Retractions of research papers by leading academic journals due to fraud or scientific error have hit an all time high, reports The New York Times.

This week the newspaper reported on a plea by two journal editors to overhaul the process of publishing research papers, which, they warn, has become “a winner-takes-all-game with perverse incentives that lead scientists to take shortcuts and sometimes commit misconduct”.

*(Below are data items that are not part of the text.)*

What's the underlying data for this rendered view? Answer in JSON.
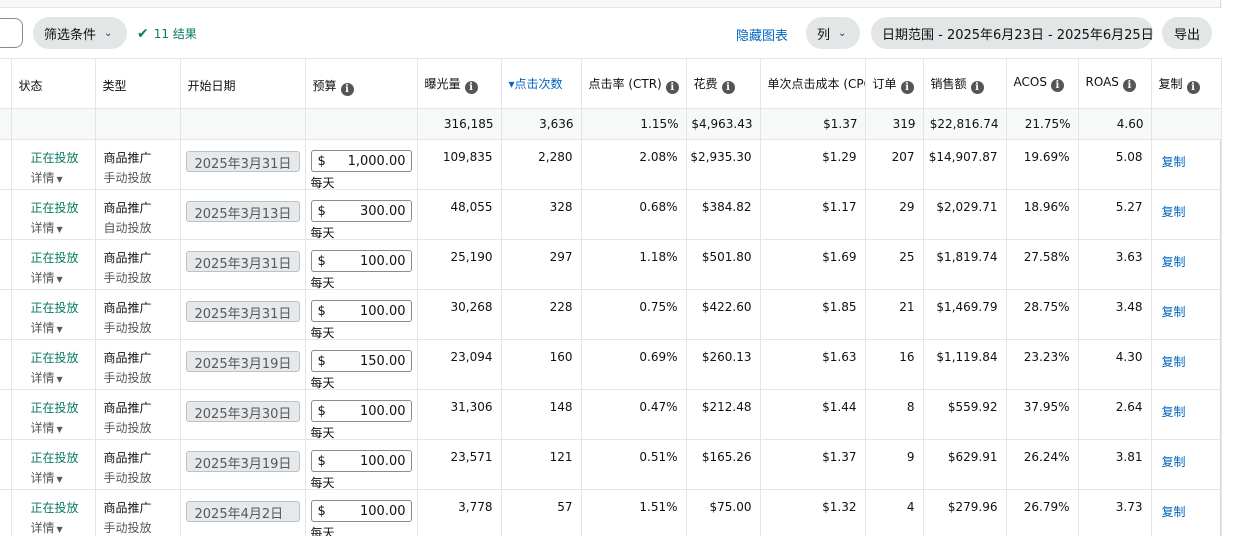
{
  "toolbar": {
    "filter_label": "筛选条件",
    "results_label": "11 结果",
    "hide_chart_label": "隐藏图表",
    "columns_label": "列",
    "date_range_label": "日期范围 - 2025年6月23日 - 2025年6月25日",
    "export_label": "导出"
  },
  "headers": {
    "status": "状态",
    "type": "类型",
    "start_date": "开始日期",
    "budget": "预算",
    "impressions": "曝光量",
    "clicks": "▾点击次数",
    "ctr": "点击率 (CTR)",
    "spend": "花费",
    "cpc": "单次点击成本 (CPC)",
    "orders": "订单",
    "sales": "销售额",
    "acos": "ACOS",
    "roas": "ROAS",
    "copy": "复制"
  },
  "totals": {
    "impressions": "316,185",
    "clicks": "3,636",
    "ctr": "1.15%",
    "spend": "$4,963.43",
    "cpc": "$1.37",
    "orders": "319",
    "sales": "$22,816.74",
    "acos": "21.75%",
    "roas": "4.60"
  },
  "rows": [
    {
      "status": "正在投放",
      "details": "详情",
      "type": "商品推广",
      "targeting": "手动投放",
      "start_date": "2025年3月31日",
      "currency": "$",
      "budget": "1,000.00",
      "period": "每天",
      "impressions": "109,835",
      "clicks": "2,280",
      "ctr": "2.08%",
      "spend": "$2,935.30",
      "cpc": "$1.29",
      "orders": "207",
      "sales": "$14,907.87",
      "acos": "19.69%",
      "roas": "5.08",
      "copy": "复制"
    },
    {
      "status": "正在投放",
      "details": "详情",
      "type": "商品推广",
      "targeting": "自动投放",
      "start_date": "2025年3月13日",
      "currency": "$",
      "budget": "300.00",
      "period": "每天",
      "impressions": "48,055",
      "clicks": "328",
      "ctr": "0.68%",
      "spend": "$384.82",
      "cpc": "$1.17",
      "orders": "29",
      "sales": "$2,029.71",
      "acos": "18.96%",
      "roas": "5.27",
      "copy": "复制"
    },
    {
      "status": "正在投放",
      "details": "详情",
      "type": "商品推广",
      "targeting": "手动投放",
      "start_date": "2025年3月31日",
      "currency": "$",
      "budget": "100.00",
      "period": "每天",
      "impressions": "25,190",
      "clicks": "297",
      "ctr": "1.18%",
      "spend": "$501.80",
      "cpc": "$1.69",
      "orders": "25",
      "sales": "$1,819.74",
      "acos": "27.58%",
      "roas": "3.63",
      "copy": "复制"
    },
    {
      "status": "正在投放",
      "details": "详情",
      "type": "商品推广",
      "targeting": "手动投放",
      "start_date": "2025年3月31日",
      "currency": "$",
      "budget": "100.00",
      "period": "每天",
      "impressions": "30,268",
      "clicks": "228",
      "ctr": "0.75%",
      "spend": "$422.60",
      "cpc": "$1.85",
      "orders": "21",
      "sales": "$1,469.79",
      "acos": "28.75%",
      "roas": "3.48",
      "copy": "复制"
    },
    {
      "status": "正在投放",
      "details": "详情",
      "type": "商品推广",
      "targeting": "手动投放",
      "start_date": "2025年3月19日",
      "currency": "$",
      "budget": "150.00",
      "period": "每天",
      "impressions": "23,094",
      "clicks": "160",
      "ctr": "0.69%",
      "spend": "$260.13",
      "cpc": "$1.63",
      "orders": "16",
      "sales": "$1,119.84",
      "acos": "23.23%",
      "roas": "4.30",
      "copy": "复制"
    },
    {
      "status": "正在投放",
      "details": "详情",
      "type": "商品推广",
      "targeting": "手动投放",
      "start_date": "2025年3月30日",
      "currency": "$",
      "budget": "100.00",
      "period": "每天",
      "impressions": "31,306",
      "clicks": "148",
      "ctr": "0.47%",
      "spend": "$212.48",
      "cpc": "$1.44",
      "orders": "8",
      "sales": "$559.92",
      "acos": "37.95%",
      "roas": "2.64",
      "copy": "复制"
    },
    {
      "status": "正在投放",
      "details": "详情",
      "type": "商品推广",
      "targeting": "手动投放",
      "start_date": "2025年3月19日",
      "currency": "$",
      "budget": "100.00",
      "period": "每天",
      "impressions": "23,571",
      "clicks": "121",
      "ctr": "0.51%",
      "spend": "$165.26",
      "cpc": "$1.37",
      "orders": "9",
      "sales": "$629.91",
      "acos": "26.24%",
      "roas": "3.81",
      "copy": "复制"
    },
    {
      "status": "正在投放",
      "details": "详情",
      "type": "商品推广",
      "targeting": "手动投放",
      "start_date": "2025年4月2日",
      "currency": "$",
      "budget": "100.00",
      "period": "每天",
      "impressions": "3,778",
      "clicks": "57",
      "ctr": "1.51%",
      "spend": "$75.00",
      "cpc": "$1.32",
      "orders": "4",
      "sales": "$279.96",
      "acos": "26.79%",
      "roas": "3.73",
      "copy": "复制"
    }
  ]
}
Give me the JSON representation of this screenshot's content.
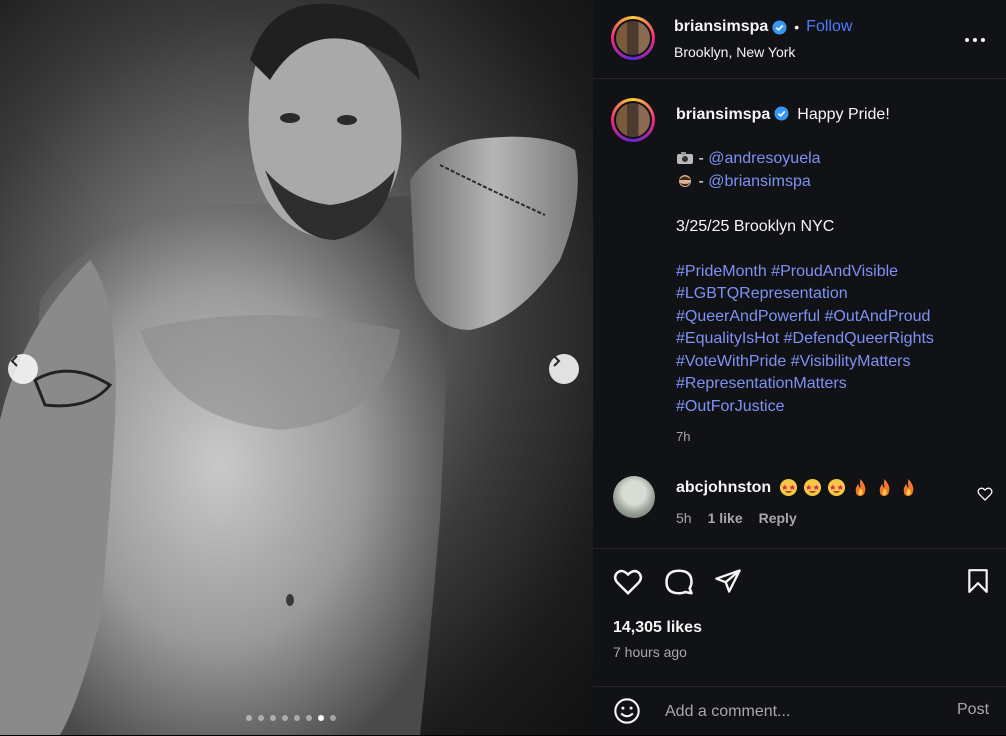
{
  "post": {
    "username": "briansimspa",
    "follow_label": "Follow",
    "location": "Brooklyn, New York",
    "caption": {
      "text": "Happy Pride!",
      "credit1_handle": "@andresoyuela",
      "credit2_handle": "@briansimspa",
      "date_line": "3/25/25 Brooklyn NYC",
      "hashtag_lines": [
        "#PrideMonth #ProudAndVisible",
        "#LGBTQRepresentation",
        "#QueerAndPowerful #OutAndProud",
        "#EqualityIsHot #DefendQueerRights",
        "#VoteWithPride #VisibilityMatters",
        "#RepresentationMatters",
        "#OutForJustice"
      ],
      "time": "7h"
    },
    "carousel": {
      "dots": 8,
      "active_index": 6
    },
    "comment": {
      "username": "abcjohnston",
      "time": "5h",
      "likes": "1 like",
      "reply_label": "Reply"
    },
    "likes": "14,305 likes",
    "posted": "7 hours ago",
    "add_comment": {
      "placeholder": "Add a comment...",
      "post_label": "Post"
    }
  },
  "colors": {
    "link": "#7c93f3",
    "follow": "#4a7dff",
    "verified": "#3897f0",
    "panel_bg": "#111216"
  }
}
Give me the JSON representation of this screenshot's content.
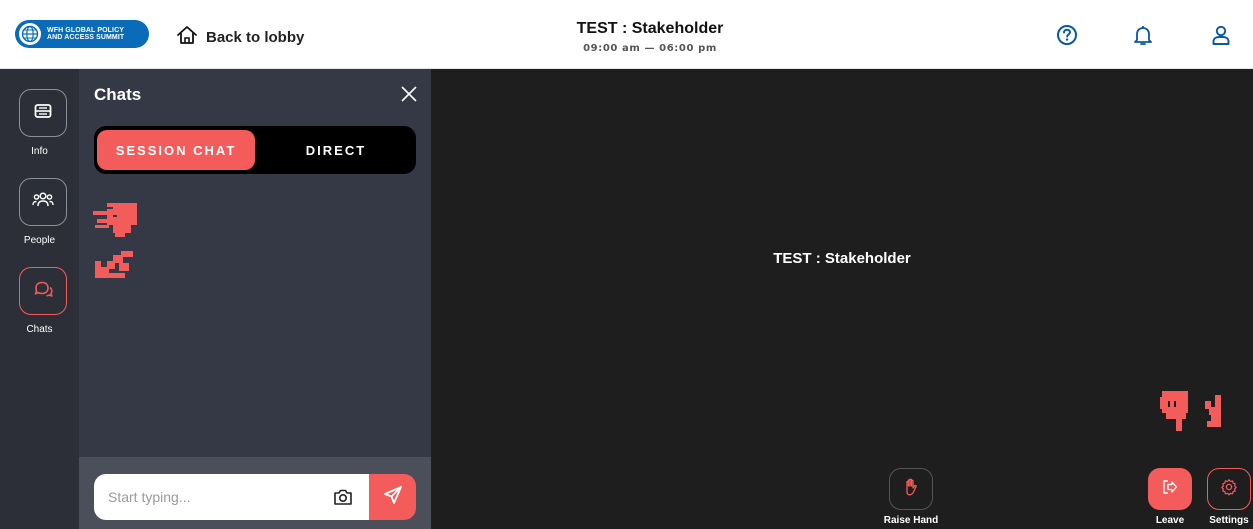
{
  "header": {
    "logo_line1": "WFH GLOBAL POLICY",
    "logo_line2": "AND ACCESS SUMMIT",
    "back_label": "Back to lobby",
    "title": "TEST : Stakeholder",
    "time": "09:00 am — 06:00 pm",
    "icons": [
      "help-icon",
      "bell-icon",
      "user-icon"
    ]
  },
  "rail": {
    "items": [
      {
        "label": "Info",
        "icon": "ticket-icon",
        "active": false
      },
      {
        "label": "People",
        "icon": "people-icon",
        "active": false
      },
      {
        "label": "Chats",
        "icon": "chat-icon",
        "active": true
      }
    ]
  },
  "chat": {
    "title": "Chats",
    "tabs": [
      {
        "label": "SESSION CHAT",
        "active": true
      },
      {
        "label": "DIRECT",
        "active": false
      }
    ],
    "input_placeholder": "Start typing..."
  },
  "stage": {
    "title": "TEST : Stakeholder",
    "controls": [
      {
        "label": "Raise Hand",
        "icon": "hand-icon"
      },
      {
        "label": "Leave",
        "icon": "exit-icon"
      },
      {
        "label": "Settings",
        "icon": "gear-icon"
      }
    ]
  },
  "colors": {
    "accent": "#f45b5b",
    "rail_bg": "#2c2f38",
    "panel_bg": "#353945",
    "stage_bg": "#1e1e1e",
    "logo_bg": "#0a6bb8"
  }
}
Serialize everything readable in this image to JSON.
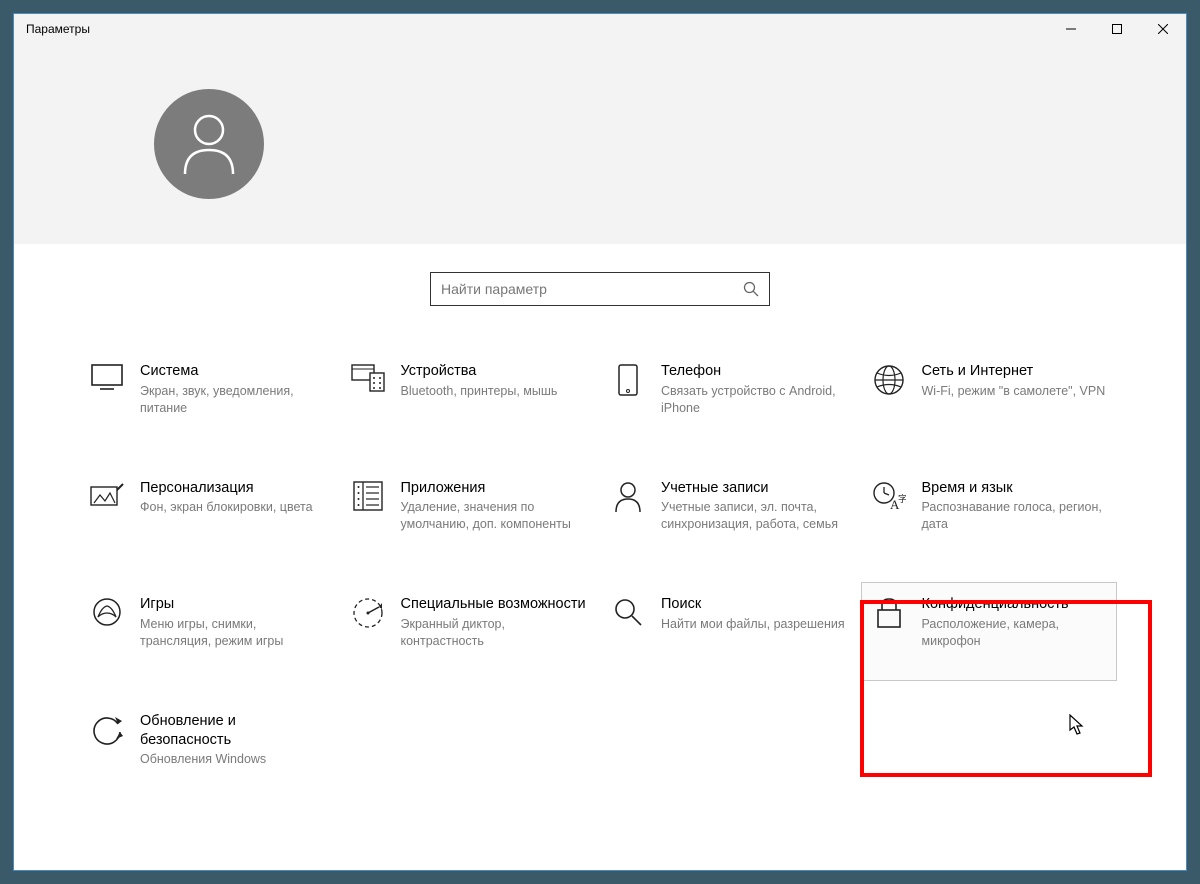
{
  "window": {
    "title": "Параметры"
  },
  "search": {
    "placeholder": "Найти параметр"
  },
  "tiles": {
    "system": {
      "name": "Система",
      "desc": "Экран, звук, уведомления, питание"
    },
    "devices": {
      "name": "Устройства",
      "desc": "Bluetooth, принтеры, мышь"
    },
    "phone": {
      "name": "Телефон",
      "desc": "Связать устройство с Android, iPhone"
    },
    "network": {
      "name": "Сеть и Интернет",
      "desc": "Wi-Fi, режим \"в самолете\", VPN"
    },
    "personalization": {
      "name": "Персонализация",
      "desc": "Фон, экран блокировки, цвета"
    },
    "apps": {
      "name": "Приложения",
      "desc": "Удаление, значения по умолчанию, доп. компоненты"
    },
    "accounts": {
      "name": "Учетные записи",
      "desc": "Учетные записи, эл. почта, синхронизация, работа, семья"
    },
    "time": {
      "name": "Время и язык",
      "desc": "Распознавание голоса, регион, дата"
    },
    "gaming": {
      "name": "Игры",
      "desc": "Меню игры, снимки, трансляция, режим игры"
    },
    "accessibility": {
      "name": "Специальные возможности",
      "desc": "Экранный диктор, контрастность"
    },
    "search_tile": {
      "name": "Поиск",
      "desc": "Найти мои файлы, разрешения"
    },
    "privacy": {
      "name": "Конфиденциальность",
      "desc": "Расположение, камера, микрофон"
    },
    "update": {
      "name": "Обновление и безопасность",
      "desc": "Обновления Windows"
    }
  }
}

In two editorials in Infections and Immunity Dr Ferric Fang and Dr Arturo Casasevall highlighted the steep rise in retractions by science journals. For example, published retractions in the journal Nature are shown to have increased tenfold in the last decade. But the highest level of retractions identified by Fang and Casasevall was at the New England Journal of Medicine.

The New York Times notes that the investigation by Fang and Casasevall seems to validate wider concerns that science has changed in worrying ways – especially in the area medical research. Their study of the PubMed database showed that ‘fraud or fabrication’ accounted for over a quarter of retractions made by scientific journals between 2000 and 2009.

One of the reasons for the growing rate of retractions, say Fang and Casasevall, is the enormous pressure on younger scientists to get papers published in high profile journals – it is how they establish their careers and survive professionally. Fang told The New York Times: “You cannot afford to have your hypothesis disproved”.